Jakob Michael Reinhold Lenz
- Born:
- January 12, 1751, Sesswegen, Livonia, Russian Empire [now Cesvaine, Latvia]
- Movement / Style:
- Sturm und Drang
Jakob Michael Reinhold Lenz (born January 12, 1751, Sesswegen, Livonia, Russian Empire [now Cesvaine, Latvia]—found dead May 24, 1792, Moscow, Russia) was a Russian-born German poet and dramatist of the Sturm und Drang (Storm and Stress) period, who is considered an important forerunner of 19th-century naturalism and of 20th-century theatrical Expressionism.
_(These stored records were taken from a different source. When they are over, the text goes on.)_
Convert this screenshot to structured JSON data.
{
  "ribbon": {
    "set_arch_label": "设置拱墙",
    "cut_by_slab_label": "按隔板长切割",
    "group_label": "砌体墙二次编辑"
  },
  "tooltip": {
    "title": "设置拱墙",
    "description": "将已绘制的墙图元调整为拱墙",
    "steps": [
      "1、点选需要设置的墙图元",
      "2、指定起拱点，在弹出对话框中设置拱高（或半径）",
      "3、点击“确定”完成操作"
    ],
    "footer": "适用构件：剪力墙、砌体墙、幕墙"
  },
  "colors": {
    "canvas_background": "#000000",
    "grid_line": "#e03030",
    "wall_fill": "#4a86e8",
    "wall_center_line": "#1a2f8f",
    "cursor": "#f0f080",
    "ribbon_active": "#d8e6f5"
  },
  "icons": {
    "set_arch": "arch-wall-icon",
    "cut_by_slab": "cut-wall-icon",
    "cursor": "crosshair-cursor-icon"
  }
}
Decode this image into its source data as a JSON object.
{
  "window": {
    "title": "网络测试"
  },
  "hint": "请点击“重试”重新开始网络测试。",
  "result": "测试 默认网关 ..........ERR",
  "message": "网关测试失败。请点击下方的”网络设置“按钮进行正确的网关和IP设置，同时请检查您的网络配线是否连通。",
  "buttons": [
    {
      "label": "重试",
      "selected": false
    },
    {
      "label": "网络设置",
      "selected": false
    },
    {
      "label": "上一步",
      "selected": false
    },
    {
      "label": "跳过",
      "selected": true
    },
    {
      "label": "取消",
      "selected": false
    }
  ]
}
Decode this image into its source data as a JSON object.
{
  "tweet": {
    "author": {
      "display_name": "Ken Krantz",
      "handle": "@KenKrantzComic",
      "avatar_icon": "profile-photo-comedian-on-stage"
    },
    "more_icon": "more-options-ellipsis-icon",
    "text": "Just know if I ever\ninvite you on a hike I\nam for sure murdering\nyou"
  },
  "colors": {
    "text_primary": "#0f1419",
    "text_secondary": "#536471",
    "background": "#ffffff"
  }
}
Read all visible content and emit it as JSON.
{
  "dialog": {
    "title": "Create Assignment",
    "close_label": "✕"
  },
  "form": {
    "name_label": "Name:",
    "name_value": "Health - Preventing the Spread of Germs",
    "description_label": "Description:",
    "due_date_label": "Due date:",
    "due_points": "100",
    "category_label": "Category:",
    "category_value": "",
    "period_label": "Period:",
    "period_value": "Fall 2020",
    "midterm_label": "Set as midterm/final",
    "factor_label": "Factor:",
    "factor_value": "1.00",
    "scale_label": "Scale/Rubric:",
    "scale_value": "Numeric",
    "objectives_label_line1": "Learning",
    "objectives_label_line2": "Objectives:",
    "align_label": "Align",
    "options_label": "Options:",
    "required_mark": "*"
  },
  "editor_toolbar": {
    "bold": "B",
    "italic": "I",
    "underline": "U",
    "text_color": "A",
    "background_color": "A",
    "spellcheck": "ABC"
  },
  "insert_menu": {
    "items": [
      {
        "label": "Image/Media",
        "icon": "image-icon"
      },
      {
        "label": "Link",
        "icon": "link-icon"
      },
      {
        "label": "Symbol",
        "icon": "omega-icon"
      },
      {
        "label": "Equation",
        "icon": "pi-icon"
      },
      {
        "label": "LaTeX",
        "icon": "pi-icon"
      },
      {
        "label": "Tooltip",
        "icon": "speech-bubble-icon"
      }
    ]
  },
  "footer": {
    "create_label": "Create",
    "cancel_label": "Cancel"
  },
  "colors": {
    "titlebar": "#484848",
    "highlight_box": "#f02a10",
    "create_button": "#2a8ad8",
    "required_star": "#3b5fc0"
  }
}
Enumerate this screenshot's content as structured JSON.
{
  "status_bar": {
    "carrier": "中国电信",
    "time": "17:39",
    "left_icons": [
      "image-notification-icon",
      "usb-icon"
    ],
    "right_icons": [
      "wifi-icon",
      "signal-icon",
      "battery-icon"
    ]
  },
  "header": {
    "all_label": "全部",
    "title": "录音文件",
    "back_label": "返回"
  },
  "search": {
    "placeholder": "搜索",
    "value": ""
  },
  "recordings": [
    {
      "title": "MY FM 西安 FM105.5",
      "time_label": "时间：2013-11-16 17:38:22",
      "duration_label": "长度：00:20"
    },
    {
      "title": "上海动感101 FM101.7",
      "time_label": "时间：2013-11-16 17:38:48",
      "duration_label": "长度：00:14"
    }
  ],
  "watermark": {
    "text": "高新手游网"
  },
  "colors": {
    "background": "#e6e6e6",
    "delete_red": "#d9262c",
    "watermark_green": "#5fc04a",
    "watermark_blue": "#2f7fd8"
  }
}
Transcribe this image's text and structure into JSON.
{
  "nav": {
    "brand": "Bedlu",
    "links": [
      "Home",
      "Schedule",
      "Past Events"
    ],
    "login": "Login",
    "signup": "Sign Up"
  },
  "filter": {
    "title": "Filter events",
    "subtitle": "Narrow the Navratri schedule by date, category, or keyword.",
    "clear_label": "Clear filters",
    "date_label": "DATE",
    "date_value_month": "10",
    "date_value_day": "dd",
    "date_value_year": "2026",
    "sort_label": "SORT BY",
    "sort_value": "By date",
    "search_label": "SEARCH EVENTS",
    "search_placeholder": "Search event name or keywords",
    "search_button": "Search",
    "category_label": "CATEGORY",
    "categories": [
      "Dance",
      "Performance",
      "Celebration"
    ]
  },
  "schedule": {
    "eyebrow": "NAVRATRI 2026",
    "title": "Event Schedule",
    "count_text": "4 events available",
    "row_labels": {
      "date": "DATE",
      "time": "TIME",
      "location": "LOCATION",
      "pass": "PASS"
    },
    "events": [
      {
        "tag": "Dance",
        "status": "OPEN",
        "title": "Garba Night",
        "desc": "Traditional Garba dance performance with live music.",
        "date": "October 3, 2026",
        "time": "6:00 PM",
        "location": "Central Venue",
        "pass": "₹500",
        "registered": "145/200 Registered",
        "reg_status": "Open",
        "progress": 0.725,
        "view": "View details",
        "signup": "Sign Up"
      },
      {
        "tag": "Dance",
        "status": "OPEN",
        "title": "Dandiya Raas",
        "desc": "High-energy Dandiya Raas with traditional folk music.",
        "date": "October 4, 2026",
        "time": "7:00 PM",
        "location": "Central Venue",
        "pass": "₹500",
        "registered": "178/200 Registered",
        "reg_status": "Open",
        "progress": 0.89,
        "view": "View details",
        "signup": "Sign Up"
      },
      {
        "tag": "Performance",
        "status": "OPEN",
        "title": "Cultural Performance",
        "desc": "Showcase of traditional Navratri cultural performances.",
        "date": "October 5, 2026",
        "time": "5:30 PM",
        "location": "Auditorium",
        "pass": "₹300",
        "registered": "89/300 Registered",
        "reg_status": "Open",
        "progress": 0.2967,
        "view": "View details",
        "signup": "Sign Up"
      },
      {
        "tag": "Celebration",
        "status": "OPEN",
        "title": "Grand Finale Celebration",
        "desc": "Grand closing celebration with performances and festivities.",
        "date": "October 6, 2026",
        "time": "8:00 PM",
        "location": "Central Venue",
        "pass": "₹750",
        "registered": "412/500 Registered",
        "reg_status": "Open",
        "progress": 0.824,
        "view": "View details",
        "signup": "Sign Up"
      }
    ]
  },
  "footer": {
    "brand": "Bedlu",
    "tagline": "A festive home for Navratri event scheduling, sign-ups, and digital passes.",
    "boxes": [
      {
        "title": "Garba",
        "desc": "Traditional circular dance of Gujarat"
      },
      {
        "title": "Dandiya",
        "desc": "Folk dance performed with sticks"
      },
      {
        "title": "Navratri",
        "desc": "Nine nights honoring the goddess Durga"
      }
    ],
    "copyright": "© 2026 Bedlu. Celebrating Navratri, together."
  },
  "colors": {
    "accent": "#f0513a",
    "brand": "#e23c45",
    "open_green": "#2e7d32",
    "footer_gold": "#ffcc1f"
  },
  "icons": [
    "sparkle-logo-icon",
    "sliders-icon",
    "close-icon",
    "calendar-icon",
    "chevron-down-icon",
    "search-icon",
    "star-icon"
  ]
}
Lenz studied theology at Königsberg University but gave up his studies in 1771 to travel to Strasbourg as a tutor and companion to two young barons von Kleist. In Strasbourg he became a member of Goethe’s circle and was strongly influenced by the Sturm und Drang sentiments of that group of dramatists. Lenz made his reputation with plays from the Strasbourg years, an eccentric didactic comedy, Der Hofmeister oder Vortheile der Privaterziehung (published 1774, performed 1778, Berlin; “The Tutor, or the Advantages of Private Education”), and his best play, Die Soldaten (performed 1763, published 1776; “The Soldiers”). His plays have dramatic and comic effects arising from strong characters and the swift juxtaposition of contrasting situations. Anmerkungen übers Theater (1774; “Observations on the Theatre”) contains a translation of Shakespeare’s Love’s Labour’s Lost and outlines Lenz’s theories of dramaturgy, summarizing conceptions of theatre that he shared with other members of the Sturm und Drang movement. These include contempt for classical conventions, particularly the unities of time and place, and a search for utterly realistic depiction of character.
Consumed by the ambition to become Goethe’s equal, Lenz made himself ridiculous by imitating both Goethe’s writing style and his personal life in Strasbourg and at court in Weimar, where Lenz followed Goethe in 1776. His eccentricities were thought to be harmless and amusing until a tactless parody angered Duke Charles Augustus, who therefore expelled Lenz from the court in disgrace. Lenz, showing signs of mental illness, was eventually placed in the care of the Lutheran pastor Johann Friedrich Oberlin. (These weeks in Oberlin’s household supplied the material for Georg Büchner’s novella Lenz [1839].) Lenz later returned to Russia, spending the remaining years of his life in aimless drifting and poverty and, eventually, in insanity. He was found dead in a street in Moscow.